Iran Slowly Securing Its Grip Around Israel

A nuclear threat is only one of several Iranian problems facing Israel as the Islamic Republic increases its influence in Gaza and Lebanon. Bush says he would "understand" an Israeli attack on Iran.

Hana Levi Julian, | updated: 08:44

The Iranian government is sending money to Gaza, gradually extending its influence over the region surrounding Israel.

The Islamic Republic has donated $120 million to the Hamas-led Palestinian Authority, according to an announcement last Thursday by PA Foreign Minister Mahmoud al-Zahar. The PA official met in Tehran with Ali Larijani, the head of national security in Iran.

Palestinian Authority terrorists in Gaza have become major beneficiaries of Iranian largesse recently, according to the AFP news service.

“Iran has handed out, until now, over $120 million and says it will supply more aid. Its support is very important for us,” said the PA foreign minister.

PA terrorists have significantly stepped up their Kassam rocket attacks against southern Israeli communities recently. Sderot residents have said the rockets are increasing in accuracy, and now contain more explosives as well as ball bearings to maximize damage upon impact.

Meanwhile, international efforts to stop Iran’s nuclear development activities have slowly ground to a halt. Despite threats by the U.N. Security Council to impose sanctions against the Islamic Republic if it did not end its uranium enrichment program by the end of August, the program continues uninterrupted, and no action has been taken against Iran.

U.S. President George W. Bush said Sunday night he would "understand" if Israel attacked the Islamic Republic, but that America would not help the Jewish State to do so.

According to a report in Monday’s issue of New Yorker magazine, Israeli agents operating in Iran have been passing intelligence information to the White House. The report by Seymour Hersh claimed that the information states that Iran has already developed and tested the technology for a nuclear weapon.

The news reinforces a concern expressed repeatedly by both the U.S. and Israel about repeated claims by Iranian President Mahmoud Ahmadinejad that the nuclear activities currently underway will be used for peaceful, domestic purposes only.

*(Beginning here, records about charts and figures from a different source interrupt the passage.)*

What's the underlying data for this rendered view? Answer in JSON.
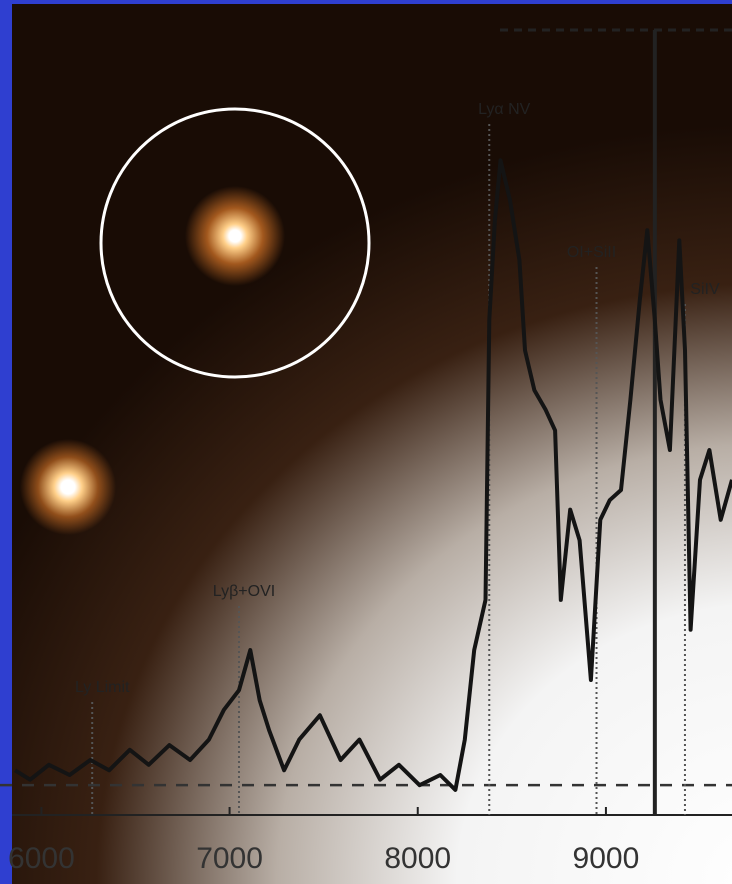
{
  "chart_data": {
    "type": "line",
    "x": [
      5860,
      5940,
      6040,
      6150,
      6260,
      6360,
      6470,
      6570,
      6680,
      6790,
      6890,
      6970,
      7050,
      7110,
      7160,
      7210,
      7290,
      7370,
      7480,
      7590,
      7690,
      7800,
      7900,
      8010,
      8120,
      8200,
      8250,
      8300,
      8360,
      8380,
      8410,
      8440,
      8490,
      8540,
      8570,
      8620,
      8680,
      8730,
      8760,
      8810,
      8860,
      8920,
      8970,
      9020,
      9080,
      9130,
      9180,
      9220,
      9260,
      9290,
      9340,
      9390,
      9420,
      9450,
      9500,
      9550,
      9610,
      9670
    ],
    "values": [
      5.7,
      4.5,
      6.4,
      5.1,
      7.0,
      5.7,
      8.3,
      6.4,
      8.9,
      7.0,
      9.6,
      13.4,
      15.9,
      21.0,
      14.6,
      10.8,
      5.7,
      9.6,
      12.7,
      7.0,
      9.6,
      4.5,
      6.4,
      3.8,
      5.1,
      3.2,
      9.6,
      21.0,
      27.4,
      63.1,
      75.8,
      83.4,
      78.3,
      70.7,
      59.2,
      54.1,
      51.6,
      49.0,
      27.4,
      38.9,
      35.0,
      17.2,
      37.6,
      40.1,
      41.4,
      52.9,
      65.6,
      74.5,
      63.1,
      52.9,
      46.5,
      73.2,
      59.2,
      23.6,
      42.7,
      46.5,
      37.6,
      42.7
    ],
    "color": "#141414",
    "xlim": [
      5780,
      9670
    ],
    "ylim": [
      0,
      100
    ],
    "xticks": [
      6000,
      7000,
      8000,
      9000
    ],
    "hline": 3.8,
    "vline": 9260,
    "annotations": [
      {
        "text": "Ly Limit",
        "x": 6270
      },
      {
        "text": "Lyβ+OVI",
        "x": 7050
      },
      {
        "text": "Lyα NV",
        "x": 8380
      },
      {
        "text": "OI+SiII",
        "x": 8950
      },
      {
        "text": "SiIV",
        "x": 9420
      }
    ]
  }
}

Meanwhile, north of Israel, the Iranian-backed Hizbullah terror organization is ratcheting up its efforts to topple the Lebanese government.

Hizbullah terror chieftain Hassan Nasrallah told thousands of Lebanese supporters to prepare to take to the streets of Beirut in order to force the resignation of the government. He said the current Lebanese government is a puppet of the Bush administration.

Six ministers of Hizbullah and its allies have quit the Lebanese Cabinet after failing to achieve an agreement for a new unity government.

Nasrallah's speech was apparently recorded on Saturday in the southern suburbs of the Lebanese capital, an area repeatedly attacked by Israel during this summer's Second Lebanon War.

Hizbullah touched off the July war with a cross-border attack in which terrorists kidnapped two IDF reservists on patrol and killed several soldiers. The next day, they began launching daily Katyusha rockets against northern Israeli communities.

Thousands of Katyusha rockets rained down upon Nahariya, Haifa, Kiryat Shmona, Tzfat and other Galilee communities, prompting the evacuation of more than a third of the population in at least two cities, and more than half of the residents of Kiryat Shmonah.